On the other axis, the array shows Maine vertically aligned with its peers in average affluence: Kansas, South Dakota, Ohio, Idaho, Michigan, and Arizona.

The up-sloping linear trend-line, running from Arkansas on the left side up through Oregon and Colorado, represents a mean relationship between income and test scores. It also suggests an isometric reference parallel to the trend-line for measuring relative equivalence of educational outcome in relation to an adjusted baseline of advantage.

In this respect, the array suggests that Maine’s peers in educational effort and outcome may instead be Kentucky, Indiana, Pennsylvania, and Minnesota. In this frame, Maine schools may in fact be credited with “adding value” beyond those of Connecticut, New Jersey, and New Hampshire, despite those states’ higher aggregate scores.

Arraying the same test scores against each state's percentage of students eligible for federal lunch subsidy shows a similar pattern.

States likely to model for improvement

Strikingly, this suggests the states that Maine should be looking toward for models for improvement - and they are relatively few. It will surprise hardly anyone that Massachusetts and Vermont could be states from which Maine might learn something. But it appears that Montana, Minnesota, and North Dakota could serve as good examples applicable to Maine’s circumstances as well.

Maine's position on these charts above also should serve to caution against policy changes adopted from other states that risk moving Maine education in the opposite direction in relation to the trend-line.

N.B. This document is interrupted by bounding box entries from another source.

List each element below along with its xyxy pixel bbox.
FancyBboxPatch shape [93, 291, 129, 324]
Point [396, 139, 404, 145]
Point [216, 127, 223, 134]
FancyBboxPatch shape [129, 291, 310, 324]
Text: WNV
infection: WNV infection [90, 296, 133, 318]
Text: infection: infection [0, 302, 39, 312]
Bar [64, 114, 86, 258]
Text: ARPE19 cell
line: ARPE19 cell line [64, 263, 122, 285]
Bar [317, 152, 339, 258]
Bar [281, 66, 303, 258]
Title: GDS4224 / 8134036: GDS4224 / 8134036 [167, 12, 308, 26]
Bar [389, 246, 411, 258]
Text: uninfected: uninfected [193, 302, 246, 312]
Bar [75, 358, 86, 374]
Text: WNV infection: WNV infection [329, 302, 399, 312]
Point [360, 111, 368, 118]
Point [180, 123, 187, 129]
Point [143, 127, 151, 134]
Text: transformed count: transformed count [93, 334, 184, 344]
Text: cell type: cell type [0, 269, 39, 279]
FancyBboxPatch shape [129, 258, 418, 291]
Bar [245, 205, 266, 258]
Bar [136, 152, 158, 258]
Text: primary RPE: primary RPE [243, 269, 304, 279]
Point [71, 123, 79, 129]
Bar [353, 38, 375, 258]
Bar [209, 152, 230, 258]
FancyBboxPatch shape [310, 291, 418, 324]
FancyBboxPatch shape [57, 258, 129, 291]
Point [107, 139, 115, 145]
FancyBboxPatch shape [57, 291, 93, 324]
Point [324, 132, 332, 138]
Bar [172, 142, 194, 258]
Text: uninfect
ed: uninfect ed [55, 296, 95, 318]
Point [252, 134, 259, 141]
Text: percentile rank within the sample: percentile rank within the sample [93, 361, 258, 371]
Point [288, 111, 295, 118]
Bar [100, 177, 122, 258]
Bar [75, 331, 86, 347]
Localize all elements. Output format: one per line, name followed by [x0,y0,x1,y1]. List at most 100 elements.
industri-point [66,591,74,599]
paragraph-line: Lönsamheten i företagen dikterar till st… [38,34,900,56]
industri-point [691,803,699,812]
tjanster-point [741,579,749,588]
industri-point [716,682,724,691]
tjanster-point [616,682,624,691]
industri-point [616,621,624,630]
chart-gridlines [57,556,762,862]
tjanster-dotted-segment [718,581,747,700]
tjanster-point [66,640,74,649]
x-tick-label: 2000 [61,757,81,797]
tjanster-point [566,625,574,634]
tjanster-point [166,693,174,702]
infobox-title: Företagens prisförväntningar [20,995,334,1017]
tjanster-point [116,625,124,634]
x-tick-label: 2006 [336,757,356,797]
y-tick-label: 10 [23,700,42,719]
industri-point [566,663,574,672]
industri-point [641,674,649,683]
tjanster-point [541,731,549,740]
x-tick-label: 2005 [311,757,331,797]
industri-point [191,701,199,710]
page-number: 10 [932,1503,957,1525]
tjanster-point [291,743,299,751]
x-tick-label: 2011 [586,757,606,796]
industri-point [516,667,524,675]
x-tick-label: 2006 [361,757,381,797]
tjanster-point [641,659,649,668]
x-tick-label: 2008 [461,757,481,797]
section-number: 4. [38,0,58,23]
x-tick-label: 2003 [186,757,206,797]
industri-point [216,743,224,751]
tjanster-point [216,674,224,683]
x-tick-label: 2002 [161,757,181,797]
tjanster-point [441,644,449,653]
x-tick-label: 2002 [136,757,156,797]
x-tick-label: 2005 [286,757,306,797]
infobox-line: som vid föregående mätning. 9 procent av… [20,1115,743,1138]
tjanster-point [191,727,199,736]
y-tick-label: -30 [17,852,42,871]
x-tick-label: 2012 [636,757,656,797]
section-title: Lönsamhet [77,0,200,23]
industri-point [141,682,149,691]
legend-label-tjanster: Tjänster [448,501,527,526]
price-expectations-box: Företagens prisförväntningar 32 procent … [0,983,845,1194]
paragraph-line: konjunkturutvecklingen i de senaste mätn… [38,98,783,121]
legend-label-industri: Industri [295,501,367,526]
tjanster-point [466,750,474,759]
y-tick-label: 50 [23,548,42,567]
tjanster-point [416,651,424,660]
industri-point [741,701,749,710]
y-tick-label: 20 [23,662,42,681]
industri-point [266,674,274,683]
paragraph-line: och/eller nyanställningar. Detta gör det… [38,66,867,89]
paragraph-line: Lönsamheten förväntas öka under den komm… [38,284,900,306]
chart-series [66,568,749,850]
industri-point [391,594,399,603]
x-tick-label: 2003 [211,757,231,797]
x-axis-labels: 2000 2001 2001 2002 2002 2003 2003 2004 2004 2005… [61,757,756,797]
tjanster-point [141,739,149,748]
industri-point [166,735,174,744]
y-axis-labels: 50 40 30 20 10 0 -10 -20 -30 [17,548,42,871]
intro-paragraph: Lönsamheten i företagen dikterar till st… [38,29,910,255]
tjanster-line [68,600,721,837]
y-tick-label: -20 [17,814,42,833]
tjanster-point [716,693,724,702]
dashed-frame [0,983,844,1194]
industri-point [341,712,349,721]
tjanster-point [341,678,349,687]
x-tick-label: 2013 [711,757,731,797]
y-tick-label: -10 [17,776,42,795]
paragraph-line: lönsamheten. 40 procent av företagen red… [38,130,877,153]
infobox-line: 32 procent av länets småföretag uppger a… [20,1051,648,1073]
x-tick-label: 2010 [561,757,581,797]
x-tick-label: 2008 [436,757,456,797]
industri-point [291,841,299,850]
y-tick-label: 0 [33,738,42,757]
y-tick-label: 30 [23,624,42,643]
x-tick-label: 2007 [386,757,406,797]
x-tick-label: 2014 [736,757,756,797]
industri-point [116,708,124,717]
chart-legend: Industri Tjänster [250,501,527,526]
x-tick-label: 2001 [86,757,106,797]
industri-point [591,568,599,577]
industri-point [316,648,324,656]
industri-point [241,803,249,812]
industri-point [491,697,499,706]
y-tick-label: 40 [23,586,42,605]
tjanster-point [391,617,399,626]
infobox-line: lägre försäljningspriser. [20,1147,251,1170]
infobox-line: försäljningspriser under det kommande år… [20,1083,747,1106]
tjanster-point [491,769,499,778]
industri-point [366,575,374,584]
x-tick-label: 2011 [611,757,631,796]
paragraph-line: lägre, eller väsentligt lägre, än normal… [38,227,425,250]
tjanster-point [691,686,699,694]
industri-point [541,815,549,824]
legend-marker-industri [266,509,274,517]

The table below compares some of the characteristics that may bear upon the relative test scores and costs in these nominally high-performing states.


 State Expenditure per pupil Pupil-teacher ratio  Pop. per sq. mile  Median income  % poor  NAEP aggregate scores
 NJ $17,537 12.0 1184.1 $64,143 29% 1041
 VT $14,215 10.5 67 $50,619 30% 1042
 MA $13,586 13.6 845 $59,981 30% 1058
 ME $11,898 12.1 43 $48,032 36% 1022
 MN $10,012 15.7 66 $56,956 32% 1037
 MT $9,695 13.6 7 $42,778 36% 1031
 ND $9,168 11.6 9 $49,450 31% 1033
 US $10,792 15.3   $49,777 43% 1003


Data sources and references:


Brian Hubbell
February 4, 2011


[Download as *.pdf]

NAEP Scores

I am in no way qualified to comment on the statistical validity of the NAEP scores. However, I do wonder about the fact that the assessment is not given to all students in all Maine schools every year. Although I understand that mathematically the scores of a few can be extrapolated to the scores of the many, I think it would be good - as with the SAT being administered to all 11th grade Maine students whether planning to attend college or not - if that detail were mentioned as the NAEP scores are used in whatever context they are.

NAEP sampling and error

That's a good point, Nancy.

More information about the NAEP methodology, sampling, error, and limitations can be found on this NAEP page: Cautions in Interpreting NAEP Results. (I've now added the link to the references above.)

The key point is that, relative imprecision aside, NAEP the only assessment that is designed for consistency over time and across state lines.